Breaking down your creative process is the first step in understanding how energy and resources are used in making your unique artwork, what waste is created in the process, and how that waste is disposed. Each step in the process can be calculated to help you make sustainable decisions.
All products used in making your artwork can be assessed for their environmental impact. Collectively, these materials make up list of products and the amounts used to come up with your artworks' overall footprint.
The impact of how you ship artwork is often overlooked in carbon calculations. It is important to know what it takes to get your work to its destination. Start with materials used in packing, transportation and and distance traveled.
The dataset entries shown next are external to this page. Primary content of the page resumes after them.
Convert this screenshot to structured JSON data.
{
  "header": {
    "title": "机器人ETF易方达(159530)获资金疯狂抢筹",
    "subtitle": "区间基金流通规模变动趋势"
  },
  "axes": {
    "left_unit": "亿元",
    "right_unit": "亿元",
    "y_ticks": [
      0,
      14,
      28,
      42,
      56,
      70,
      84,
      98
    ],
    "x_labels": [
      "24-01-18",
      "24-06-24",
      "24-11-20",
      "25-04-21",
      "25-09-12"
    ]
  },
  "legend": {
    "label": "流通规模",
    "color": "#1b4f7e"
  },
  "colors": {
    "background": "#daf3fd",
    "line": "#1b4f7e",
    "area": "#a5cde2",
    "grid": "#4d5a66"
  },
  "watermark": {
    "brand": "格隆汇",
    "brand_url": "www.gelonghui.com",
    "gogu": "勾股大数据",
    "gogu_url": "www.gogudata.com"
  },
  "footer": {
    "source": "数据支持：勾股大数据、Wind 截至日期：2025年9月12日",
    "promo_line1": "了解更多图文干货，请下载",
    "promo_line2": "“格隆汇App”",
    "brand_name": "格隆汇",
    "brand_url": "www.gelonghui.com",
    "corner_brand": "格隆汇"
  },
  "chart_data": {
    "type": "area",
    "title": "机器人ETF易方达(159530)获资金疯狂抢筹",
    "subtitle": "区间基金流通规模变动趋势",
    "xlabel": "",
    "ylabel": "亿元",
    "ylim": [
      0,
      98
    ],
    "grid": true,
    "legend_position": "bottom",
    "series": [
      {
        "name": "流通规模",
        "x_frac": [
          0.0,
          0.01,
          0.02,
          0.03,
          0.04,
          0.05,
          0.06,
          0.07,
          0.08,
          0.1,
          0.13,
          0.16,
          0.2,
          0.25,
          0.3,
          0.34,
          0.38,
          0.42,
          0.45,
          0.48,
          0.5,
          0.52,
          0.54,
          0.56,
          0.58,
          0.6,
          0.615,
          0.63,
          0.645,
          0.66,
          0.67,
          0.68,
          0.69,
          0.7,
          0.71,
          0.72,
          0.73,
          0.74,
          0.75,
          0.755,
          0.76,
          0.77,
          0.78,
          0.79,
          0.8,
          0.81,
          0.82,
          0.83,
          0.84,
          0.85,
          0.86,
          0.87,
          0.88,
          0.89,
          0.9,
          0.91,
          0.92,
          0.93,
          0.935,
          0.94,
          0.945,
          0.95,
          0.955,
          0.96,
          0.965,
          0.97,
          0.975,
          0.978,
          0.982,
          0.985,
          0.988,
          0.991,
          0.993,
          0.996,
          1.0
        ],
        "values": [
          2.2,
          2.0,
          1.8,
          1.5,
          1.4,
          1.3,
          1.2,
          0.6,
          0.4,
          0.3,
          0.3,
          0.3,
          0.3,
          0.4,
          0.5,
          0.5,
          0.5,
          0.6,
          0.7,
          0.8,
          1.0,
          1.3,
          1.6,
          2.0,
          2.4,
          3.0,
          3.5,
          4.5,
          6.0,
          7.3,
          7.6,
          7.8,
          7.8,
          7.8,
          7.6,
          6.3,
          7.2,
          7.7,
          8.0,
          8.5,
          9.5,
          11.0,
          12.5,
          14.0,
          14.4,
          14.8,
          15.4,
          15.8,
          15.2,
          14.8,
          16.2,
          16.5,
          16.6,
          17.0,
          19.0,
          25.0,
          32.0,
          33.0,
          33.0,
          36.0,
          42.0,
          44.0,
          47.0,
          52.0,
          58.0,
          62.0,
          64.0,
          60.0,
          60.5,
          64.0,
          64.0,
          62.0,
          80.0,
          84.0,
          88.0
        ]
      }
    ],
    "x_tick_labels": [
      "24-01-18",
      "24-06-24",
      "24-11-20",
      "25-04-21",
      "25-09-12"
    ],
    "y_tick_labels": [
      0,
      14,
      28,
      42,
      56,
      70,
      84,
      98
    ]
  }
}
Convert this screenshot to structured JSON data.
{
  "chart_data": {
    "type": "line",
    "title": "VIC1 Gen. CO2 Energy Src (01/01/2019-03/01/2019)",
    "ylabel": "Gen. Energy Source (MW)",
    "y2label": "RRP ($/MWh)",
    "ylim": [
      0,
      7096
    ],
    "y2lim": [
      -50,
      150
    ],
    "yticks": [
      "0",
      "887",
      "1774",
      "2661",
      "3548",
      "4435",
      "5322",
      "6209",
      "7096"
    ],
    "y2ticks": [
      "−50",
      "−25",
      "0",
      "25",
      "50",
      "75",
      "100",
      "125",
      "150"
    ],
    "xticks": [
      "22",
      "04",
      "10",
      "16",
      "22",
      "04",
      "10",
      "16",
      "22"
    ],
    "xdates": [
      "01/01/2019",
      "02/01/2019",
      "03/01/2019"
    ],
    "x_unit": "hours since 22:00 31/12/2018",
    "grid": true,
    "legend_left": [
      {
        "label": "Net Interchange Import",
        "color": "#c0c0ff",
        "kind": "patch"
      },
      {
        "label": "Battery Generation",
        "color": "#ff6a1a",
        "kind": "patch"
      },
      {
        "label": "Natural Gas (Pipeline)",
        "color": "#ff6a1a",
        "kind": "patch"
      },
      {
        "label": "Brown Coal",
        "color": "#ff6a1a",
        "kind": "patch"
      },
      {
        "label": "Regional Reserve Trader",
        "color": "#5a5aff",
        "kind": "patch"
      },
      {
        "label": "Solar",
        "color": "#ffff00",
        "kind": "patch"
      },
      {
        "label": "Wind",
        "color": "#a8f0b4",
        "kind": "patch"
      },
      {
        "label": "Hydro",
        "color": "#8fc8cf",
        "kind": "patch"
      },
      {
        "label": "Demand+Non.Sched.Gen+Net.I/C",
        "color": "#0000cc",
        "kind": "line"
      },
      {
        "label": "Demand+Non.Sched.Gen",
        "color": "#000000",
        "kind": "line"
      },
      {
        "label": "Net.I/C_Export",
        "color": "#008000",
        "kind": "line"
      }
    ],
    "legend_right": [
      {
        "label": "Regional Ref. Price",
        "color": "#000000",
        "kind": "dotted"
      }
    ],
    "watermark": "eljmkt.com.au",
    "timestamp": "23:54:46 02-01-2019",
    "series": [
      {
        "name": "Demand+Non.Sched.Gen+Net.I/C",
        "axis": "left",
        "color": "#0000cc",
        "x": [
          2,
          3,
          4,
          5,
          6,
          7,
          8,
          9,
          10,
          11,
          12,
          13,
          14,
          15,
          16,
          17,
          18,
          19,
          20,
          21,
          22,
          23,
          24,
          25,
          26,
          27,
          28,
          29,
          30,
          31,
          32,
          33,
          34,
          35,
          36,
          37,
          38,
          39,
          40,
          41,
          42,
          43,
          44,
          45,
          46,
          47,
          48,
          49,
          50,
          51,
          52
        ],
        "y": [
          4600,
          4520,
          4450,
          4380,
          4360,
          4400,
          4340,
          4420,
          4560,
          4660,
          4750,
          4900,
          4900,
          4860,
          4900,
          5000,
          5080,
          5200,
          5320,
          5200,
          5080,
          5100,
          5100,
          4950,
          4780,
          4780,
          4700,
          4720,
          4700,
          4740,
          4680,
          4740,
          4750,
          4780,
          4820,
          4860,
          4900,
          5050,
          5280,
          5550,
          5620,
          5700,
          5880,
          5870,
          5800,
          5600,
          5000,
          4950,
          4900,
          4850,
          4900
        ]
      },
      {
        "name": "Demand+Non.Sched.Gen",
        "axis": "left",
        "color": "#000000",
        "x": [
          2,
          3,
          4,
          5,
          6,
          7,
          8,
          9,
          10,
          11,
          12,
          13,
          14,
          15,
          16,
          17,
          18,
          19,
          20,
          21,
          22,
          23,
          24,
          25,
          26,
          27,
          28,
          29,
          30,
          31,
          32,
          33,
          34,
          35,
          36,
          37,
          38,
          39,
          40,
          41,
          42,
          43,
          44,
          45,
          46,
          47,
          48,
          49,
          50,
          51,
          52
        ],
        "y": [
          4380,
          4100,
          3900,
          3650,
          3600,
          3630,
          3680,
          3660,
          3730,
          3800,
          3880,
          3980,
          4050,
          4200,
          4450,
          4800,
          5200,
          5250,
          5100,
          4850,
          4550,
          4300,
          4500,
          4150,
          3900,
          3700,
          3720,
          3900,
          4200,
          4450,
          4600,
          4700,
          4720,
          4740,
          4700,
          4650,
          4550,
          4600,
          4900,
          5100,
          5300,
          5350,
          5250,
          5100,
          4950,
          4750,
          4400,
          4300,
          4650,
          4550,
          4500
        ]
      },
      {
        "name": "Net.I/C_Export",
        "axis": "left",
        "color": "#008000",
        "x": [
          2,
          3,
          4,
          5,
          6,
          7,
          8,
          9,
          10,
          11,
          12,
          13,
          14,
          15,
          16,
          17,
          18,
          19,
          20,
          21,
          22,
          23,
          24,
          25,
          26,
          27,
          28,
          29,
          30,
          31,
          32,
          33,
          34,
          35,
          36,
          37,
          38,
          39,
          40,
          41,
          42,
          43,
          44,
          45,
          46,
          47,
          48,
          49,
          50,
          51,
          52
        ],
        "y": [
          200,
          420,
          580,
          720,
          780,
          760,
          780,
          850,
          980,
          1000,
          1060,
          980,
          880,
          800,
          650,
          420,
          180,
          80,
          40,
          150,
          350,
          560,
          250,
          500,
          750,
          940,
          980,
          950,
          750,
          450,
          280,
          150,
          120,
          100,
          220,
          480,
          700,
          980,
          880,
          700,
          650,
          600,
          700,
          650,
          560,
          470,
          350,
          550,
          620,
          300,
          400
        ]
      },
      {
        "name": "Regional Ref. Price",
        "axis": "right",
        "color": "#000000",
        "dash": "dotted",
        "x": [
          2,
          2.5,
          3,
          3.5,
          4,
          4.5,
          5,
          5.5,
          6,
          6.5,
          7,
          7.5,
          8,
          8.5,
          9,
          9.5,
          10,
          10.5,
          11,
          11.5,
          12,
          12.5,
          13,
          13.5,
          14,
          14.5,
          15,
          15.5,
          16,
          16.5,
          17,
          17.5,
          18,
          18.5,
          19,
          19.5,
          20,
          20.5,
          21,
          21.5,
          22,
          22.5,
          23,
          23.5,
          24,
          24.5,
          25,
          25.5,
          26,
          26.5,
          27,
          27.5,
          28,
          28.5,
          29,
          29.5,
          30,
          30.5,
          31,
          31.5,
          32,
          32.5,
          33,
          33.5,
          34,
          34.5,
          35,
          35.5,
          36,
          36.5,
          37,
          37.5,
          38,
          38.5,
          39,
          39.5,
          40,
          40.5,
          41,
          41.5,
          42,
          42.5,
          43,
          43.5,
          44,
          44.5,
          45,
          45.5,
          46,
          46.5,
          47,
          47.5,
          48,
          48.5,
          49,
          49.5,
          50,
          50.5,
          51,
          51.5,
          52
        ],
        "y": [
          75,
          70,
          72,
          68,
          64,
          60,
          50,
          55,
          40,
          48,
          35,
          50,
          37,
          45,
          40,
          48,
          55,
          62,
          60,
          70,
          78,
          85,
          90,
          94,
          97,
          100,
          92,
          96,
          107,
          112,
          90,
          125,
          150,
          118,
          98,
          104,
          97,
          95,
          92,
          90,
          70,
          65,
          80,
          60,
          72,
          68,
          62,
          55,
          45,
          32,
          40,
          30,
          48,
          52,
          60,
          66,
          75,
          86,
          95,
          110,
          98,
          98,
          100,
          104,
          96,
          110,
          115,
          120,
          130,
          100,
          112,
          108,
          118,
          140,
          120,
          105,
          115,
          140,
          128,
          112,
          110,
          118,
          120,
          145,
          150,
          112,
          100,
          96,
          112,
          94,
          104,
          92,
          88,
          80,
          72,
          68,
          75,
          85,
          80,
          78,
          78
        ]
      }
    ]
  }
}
Does the energy used to create your work come from coal, hydro, gas, solar, or wind? How many hours of energy do you use in your studio each week? When you investigate the sources of energy and time used, you can create a monthly measurement target.
Make a list of all the things you use in the studio—cleaning products, rags, solvents, tables, everything it takes to make your artwork. Just like your art materials, your studio supplies add to the manufacturing process and waste factors in overall CO2 measurement.
Landfill is a huge contributor to carbon emissions and harmful gasses. How much goes to the dump or is recycled depends on the art you make. How many pounds per month does your studio produce? How much is recycled? Calculate and make the shift!
When assessing your eating habits, consider driving time and groceries, dining out or getting take-out all contribute to your overall footprint.
Take stock of what you have, what you really use, and what you truly need. You can measure items for its CO2 emissions and always choose eco-friendly.
Trains, planes, cars, and buses all contribute to your carbon footprint. Modes of travel can be calculated by distance and energy source for accurately measuring emissions.